The lost art of adjournment

The lost art of adjournment


In this modern era of GM strength computers, faster time controls and rapidplay finishes, it's sometimes easy to forget that the traditional way to finish a long game was to "adjourn" and play the game to a finish at a later date.

The great Russian masters would use this to their advantage by helping their compatriots with adjournment analysis against foreign opponents.  One of my favourite anecdotes concerns such an adjournment.  Mikhail Botvinnik and Paul Keres were helping to analyse Efim Geller's (pictured) game against Olafsson at Wijk Aan Zee in 1969.  Botvinnik found a plan which involved bringing the King to e1 and then offering a sacrifice of the exchange that would enable Geller to win, but unfortunately it could be prevented.  Botvinnik's advice to Geller was clear:

This plan would be successful:  Firstly his opponent would not expect it, and would not think to prevent it in time...Also the white King would be retracing its steps and Olafsson would be hoping for the position to be repeated three times and would not want to change the position himself...Finally, rock about in your chair several times, as many players do in a vain attempt to find a plan!

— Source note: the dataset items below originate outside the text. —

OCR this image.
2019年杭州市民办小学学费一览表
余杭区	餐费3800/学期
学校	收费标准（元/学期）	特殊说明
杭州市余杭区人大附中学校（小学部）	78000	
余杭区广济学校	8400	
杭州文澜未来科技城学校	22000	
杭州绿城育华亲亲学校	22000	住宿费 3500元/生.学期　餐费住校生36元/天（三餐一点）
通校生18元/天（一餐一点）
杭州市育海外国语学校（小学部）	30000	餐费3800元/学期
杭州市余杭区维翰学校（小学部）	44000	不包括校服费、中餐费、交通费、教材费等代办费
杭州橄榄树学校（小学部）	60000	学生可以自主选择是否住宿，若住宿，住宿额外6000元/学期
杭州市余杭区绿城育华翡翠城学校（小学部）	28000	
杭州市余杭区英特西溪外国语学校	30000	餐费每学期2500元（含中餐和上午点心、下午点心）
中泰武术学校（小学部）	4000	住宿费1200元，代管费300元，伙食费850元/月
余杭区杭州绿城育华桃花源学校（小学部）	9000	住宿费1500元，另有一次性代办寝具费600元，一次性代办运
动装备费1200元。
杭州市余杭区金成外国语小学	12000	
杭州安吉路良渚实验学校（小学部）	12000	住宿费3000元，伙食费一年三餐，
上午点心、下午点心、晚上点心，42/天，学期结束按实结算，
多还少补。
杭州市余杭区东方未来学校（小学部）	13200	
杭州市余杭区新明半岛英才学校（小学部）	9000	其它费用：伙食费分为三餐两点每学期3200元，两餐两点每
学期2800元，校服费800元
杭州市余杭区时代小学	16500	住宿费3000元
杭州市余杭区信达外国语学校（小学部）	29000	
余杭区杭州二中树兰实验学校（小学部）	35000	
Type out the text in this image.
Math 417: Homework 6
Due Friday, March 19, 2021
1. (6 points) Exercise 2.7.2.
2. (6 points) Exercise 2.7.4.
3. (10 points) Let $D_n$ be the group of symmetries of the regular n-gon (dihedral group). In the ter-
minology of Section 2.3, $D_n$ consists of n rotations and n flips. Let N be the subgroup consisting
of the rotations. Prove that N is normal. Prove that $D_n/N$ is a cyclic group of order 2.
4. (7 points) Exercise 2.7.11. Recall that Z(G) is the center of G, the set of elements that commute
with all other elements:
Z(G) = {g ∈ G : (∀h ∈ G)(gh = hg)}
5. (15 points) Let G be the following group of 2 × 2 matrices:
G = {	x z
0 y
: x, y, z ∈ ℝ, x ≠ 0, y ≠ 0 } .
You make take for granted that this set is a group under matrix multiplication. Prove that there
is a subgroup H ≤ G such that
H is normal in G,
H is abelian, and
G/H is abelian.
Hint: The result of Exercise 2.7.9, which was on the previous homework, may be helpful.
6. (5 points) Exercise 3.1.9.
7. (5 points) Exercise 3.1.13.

Soon after the resumption of play, Geller was in a winning position.  When asked what had happened, Geller simply smiled, "I rocked about!".

(This makes me feel a little better about my own case of gamesmanship).

I also recall an amusing little poem about an adjourned game:

A chessplayer travelled to finish a game;

he was sure he was going to win.

He talked all the way of the moves he would play,

and the knight which his rook would soon pin.

He continued to boast and became so engrossed

that he drove past a sign which said "Halt!",

and St.Peter's first words when he got to the gates were,

"Bad luck lad, you lost by default!" 




(the Botvinnik anecdote is taken from the book "The Psychology of Chess" by Hartston and Wason).